The real impact of corporate governance isn't about compliance or structure or policies, it's about the conditions that impact decision-making. Sound-Up Governance features fresh perspectives to help boards and executives to be a bit better tomorrow than they were yesterday.

With pre-reads, we covered information-sharing before board meetings. What happens *during* board meetings also has a big impact on information asymmetry between the board and executives. Most corporations dedicate a big chunk of their board meetings to management presentations, where the CEO and other senior executives stand at the front of the boardroom and tell the board the stuff that they think the board needs to know to make good decisions. If you take a second to think about it, you’ll realize right away that making a great management presentation is hard. It’s like trying to write and perform a play that will captivate and educate a bunch of people with different tastes, only the play has to be about really boring stuff like financial statements and business plans.

And imagine it from the board’s perspective, too!
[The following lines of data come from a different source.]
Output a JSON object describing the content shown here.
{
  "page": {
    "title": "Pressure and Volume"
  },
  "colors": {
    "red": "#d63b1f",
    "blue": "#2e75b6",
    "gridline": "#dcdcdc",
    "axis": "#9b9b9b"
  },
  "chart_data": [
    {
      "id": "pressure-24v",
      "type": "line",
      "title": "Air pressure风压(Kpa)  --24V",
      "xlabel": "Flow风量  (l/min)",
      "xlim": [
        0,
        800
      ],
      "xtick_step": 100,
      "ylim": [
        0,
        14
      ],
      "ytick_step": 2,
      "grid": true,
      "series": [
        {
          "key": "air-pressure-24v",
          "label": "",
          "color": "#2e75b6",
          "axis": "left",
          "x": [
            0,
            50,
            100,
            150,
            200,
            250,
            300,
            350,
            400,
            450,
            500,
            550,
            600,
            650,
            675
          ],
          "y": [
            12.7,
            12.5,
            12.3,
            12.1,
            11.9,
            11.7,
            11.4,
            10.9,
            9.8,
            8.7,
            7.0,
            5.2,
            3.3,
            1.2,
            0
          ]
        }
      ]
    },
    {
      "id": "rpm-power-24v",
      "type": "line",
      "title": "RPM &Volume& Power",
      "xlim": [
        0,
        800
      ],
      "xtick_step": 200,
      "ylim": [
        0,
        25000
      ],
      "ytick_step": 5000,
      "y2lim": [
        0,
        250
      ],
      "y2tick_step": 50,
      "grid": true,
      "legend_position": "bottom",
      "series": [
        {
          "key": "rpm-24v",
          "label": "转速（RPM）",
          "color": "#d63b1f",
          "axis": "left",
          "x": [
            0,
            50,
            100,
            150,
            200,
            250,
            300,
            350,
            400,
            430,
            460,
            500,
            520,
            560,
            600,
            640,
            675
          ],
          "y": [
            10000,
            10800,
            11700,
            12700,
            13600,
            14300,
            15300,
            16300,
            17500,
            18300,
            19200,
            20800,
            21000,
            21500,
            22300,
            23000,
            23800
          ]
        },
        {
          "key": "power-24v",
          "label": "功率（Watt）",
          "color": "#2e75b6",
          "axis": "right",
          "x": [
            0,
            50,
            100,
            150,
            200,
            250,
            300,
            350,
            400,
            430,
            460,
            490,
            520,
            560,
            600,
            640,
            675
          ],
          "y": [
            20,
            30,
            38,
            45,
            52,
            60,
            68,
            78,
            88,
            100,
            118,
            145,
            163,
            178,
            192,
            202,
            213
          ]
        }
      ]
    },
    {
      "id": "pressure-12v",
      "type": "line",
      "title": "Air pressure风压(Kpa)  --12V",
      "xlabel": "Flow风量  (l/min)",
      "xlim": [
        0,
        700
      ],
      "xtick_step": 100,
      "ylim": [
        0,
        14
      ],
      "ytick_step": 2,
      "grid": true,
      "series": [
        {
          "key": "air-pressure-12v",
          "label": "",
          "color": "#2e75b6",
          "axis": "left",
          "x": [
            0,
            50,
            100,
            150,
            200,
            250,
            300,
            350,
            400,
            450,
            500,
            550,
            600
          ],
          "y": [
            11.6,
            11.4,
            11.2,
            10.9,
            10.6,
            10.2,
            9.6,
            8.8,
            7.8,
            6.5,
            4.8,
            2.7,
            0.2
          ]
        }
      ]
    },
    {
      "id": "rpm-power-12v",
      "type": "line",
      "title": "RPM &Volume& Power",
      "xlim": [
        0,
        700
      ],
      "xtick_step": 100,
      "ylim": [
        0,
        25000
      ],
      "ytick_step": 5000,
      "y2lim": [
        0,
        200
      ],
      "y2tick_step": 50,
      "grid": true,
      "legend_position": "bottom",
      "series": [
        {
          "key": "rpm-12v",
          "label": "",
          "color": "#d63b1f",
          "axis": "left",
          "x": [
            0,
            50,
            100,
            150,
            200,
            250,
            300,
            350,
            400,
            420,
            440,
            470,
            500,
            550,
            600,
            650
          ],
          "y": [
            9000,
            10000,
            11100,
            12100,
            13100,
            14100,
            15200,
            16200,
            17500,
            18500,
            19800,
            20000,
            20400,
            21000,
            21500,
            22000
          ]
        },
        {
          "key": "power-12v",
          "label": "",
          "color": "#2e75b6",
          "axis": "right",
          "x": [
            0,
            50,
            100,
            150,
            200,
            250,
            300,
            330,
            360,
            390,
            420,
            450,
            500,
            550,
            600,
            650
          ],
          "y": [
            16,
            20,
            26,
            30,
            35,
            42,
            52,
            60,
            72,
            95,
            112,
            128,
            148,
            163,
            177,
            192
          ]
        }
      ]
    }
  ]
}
Even if all the Reallie Steilish directors are Eyelashes – or *especially* if they’re Eyelashes – it’s hard to just sit back and listen to the CEO tell you a bunch of super technical details about how well the corporation is performing. It’s not that you don’t care, it’s just tedious!

Anyway, in a lot of corporations, management presentations are mostly or entirely focused on explaining to the board what has happened since the last board meeting. The fact that the last seventeen words of the previous sentence were copied and pasted from the definition of “pre-reads” should give you a sneaking suspicion that a lot of corporations are doing redundant work that’s probably not entirely necessary.